Ma a raccontare, con la voglia di mettersi in gioco e al servizio di un lavoro che ha il pregio di non disperdere un patrimonio collettivo, c’erano anche Franchino Maffessoni, Nicola Aschieri, Lorenzo Fratti, Gabriella Bracchi, Pietro Rusconi, Giovanni Marchesi, Ivan Arrigoni e Giancarlo Saletta, Lina Daccò e la collaborazione di Nene Devecchi. Che hanno scritto una narrazione vivida e gustosissima di vizi e virtù della Sant’Angelo del passato, quando il ritmo della vita - soprattutto femminile - era tutto casa e parrocchia e fornire elementi in più, per aggiornare il “gazzettino” di pettegolezzi del quartiere, era un passatempo irresistibile, sempre con arguzia e simpatia.
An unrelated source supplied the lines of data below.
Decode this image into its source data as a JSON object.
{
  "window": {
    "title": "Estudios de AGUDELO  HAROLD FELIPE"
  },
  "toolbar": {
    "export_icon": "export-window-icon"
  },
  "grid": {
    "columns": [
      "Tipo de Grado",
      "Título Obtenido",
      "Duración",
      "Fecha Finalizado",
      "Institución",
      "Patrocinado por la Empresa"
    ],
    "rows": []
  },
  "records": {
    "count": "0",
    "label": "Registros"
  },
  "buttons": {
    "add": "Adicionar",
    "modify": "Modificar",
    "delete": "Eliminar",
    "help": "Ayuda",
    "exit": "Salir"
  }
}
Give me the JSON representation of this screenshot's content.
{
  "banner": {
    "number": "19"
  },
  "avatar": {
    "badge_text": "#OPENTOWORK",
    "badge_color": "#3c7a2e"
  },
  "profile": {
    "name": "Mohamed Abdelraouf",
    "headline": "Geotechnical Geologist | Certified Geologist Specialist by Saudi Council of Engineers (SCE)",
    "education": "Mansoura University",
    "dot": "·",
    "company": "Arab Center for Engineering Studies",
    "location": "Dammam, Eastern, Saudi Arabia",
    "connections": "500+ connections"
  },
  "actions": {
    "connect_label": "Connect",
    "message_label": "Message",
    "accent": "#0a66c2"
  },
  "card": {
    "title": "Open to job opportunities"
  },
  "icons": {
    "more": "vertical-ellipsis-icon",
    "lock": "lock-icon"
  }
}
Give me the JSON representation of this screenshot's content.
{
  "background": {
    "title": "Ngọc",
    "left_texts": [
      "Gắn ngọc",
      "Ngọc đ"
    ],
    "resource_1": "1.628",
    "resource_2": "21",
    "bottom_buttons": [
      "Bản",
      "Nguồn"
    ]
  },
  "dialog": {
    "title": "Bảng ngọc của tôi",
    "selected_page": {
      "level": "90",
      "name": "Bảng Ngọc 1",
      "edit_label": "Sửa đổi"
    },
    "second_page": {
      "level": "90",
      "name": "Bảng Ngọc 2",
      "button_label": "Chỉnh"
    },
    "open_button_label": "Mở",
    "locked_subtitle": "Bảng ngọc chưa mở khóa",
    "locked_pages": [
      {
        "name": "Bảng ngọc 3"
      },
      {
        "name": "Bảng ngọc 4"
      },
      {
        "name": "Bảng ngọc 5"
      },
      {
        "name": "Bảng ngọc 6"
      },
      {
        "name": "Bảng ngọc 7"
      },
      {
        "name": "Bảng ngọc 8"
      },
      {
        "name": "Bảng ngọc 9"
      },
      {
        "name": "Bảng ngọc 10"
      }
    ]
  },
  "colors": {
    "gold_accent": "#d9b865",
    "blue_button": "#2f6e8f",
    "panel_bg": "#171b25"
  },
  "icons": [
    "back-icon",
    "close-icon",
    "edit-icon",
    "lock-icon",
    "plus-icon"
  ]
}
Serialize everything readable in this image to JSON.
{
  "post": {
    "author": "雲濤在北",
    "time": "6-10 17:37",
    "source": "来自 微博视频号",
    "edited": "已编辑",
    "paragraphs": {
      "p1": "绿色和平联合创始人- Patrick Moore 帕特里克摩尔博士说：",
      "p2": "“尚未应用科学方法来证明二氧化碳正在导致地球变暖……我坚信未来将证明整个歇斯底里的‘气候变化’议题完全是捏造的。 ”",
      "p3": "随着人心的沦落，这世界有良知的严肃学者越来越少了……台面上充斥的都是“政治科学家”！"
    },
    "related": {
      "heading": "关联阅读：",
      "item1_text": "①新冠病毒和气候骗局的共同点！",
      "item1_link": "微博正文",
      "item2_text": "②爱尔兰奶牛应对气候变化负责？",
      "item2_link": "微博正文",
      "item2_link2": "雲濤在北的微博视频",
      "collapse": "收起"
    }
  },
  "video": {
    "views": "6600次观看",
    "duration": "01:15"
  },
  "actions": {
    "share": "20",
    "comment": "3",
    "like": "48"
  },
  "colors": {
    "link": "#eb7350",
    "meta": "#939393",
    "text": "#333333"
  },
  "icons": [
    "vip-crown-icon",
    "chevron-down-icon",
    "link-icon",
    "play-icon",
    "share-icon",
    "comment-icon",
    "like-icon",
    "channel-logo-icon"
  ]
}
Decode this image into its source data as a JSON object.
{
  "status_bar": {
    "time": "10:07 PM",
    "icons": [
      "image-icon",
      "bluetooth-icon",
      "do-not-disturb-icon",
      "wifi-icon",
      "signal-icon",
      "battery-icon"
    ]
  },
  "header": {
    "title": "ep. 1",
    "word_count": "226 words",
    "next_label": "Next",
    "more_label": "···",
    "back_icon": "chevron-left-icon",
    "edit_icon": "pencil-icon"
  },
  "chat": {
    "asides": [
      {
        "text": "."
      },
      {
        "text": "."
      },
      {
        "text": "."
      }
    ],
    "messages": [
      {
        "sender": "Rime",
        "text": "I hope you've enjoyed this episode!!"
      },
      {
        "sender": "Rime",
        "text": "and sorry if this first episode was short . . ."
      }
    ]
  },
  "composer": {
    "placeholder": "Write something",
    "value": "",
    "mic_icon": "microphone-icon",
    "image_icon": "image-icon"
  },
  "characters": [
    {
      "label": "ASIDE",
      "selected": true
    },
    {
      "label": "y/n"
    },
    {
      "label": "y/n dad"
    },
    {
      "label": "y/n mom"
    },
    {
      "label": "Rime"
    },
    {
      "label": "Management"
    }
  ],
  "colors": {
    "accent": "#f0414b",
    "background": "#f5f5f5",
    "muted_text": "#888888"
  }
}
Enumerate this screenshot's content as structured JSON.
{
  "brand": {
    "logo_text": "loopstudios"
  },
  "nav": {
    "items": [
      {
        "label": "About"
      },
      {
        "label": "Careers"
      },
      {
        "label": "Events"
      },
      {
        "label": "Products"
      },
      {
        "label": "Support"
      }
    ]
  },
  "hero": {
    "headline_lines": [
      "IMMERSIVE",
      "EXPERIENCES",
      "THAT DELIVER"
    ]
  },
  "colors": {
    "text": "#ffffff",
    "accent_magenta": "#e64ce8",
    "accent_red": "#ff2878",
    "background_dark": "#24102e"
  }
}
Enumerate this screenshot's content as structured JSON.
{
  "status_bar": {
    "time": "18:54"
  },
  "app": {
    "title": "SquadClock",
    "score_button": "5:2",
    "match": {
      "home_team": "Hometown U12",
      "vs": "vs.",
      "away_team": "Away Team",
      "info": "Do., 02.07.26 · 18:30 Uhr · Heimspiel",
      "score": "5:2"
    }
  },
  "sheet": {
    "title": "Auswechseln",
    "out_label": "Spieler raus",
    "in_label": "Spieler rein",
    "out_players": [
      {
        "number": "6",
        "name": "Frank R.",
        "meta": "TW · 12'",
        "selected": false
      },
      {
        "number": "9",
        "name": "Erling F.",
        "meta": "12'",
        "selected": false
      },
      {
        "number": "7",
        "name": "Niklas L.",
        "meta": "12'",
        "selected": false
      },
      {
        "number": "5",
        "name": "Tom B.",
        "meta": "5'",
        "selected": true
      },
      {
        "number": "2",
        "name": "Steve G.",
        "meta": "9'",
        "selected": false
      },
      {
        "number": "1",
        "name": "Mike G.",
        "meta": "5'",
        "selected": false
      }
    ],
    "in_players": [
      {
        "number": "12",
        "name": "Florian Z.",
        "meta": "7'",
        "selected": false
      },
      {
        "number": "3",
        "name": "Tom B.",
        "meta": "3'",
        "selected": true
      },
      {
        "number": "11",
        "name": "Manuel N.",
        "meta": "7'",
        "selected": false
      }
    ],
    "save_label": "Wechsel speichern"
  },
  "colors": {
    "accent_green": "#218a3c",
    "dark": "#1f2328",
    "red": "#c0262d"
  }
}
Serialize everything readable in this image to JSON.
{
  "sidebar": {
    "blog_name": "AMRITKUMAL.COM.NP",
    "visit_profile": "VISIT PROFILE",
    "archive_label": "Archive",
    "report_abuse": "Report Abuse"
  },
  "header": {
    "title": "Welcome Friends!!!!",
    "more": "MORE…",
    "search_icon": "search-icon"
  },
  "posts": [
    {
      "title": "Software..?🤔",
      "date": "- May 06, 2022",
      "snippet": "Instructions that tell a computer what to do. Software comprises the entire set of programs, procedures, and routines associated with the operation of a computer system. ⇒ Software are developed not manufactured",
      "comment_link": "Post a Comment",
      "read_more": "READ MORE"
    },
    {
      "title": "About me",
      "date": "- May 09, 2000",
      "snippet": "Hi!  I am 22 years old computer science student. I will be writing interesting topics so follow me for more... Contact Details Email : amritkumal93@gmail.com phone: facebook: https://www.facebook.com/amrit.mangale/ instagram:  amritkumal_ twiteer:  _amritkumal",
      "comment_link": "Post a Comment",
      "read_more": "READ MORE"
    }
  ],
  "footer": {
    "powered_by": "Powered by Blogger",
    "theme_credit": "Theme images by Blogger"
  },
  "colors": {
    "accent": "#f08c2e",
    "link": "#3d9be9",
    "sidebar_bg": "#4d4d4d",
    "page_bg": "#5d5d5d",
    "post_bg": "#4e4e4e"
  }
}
Tra gli sketch e le canzoni del duo Arrigoni-Saletta, anche la proiezione di immagini della storia del Rococò, le videointerviste al maestro, il racconto dell’uomo a tutto tondo e delle sue passioni. «Ad ogni spettacolo, Achille ci aspettava giù dalla scaletta del palco, con la faccia seria, mai contento e diceva “ragazzi, bisogna studiare” - ricordano gli attori della compagnia - , ma sul suo viso si leggeva la soddisfazione. Noi vogliamo salutarlo così e dirgli: maestro continueremo a studiare».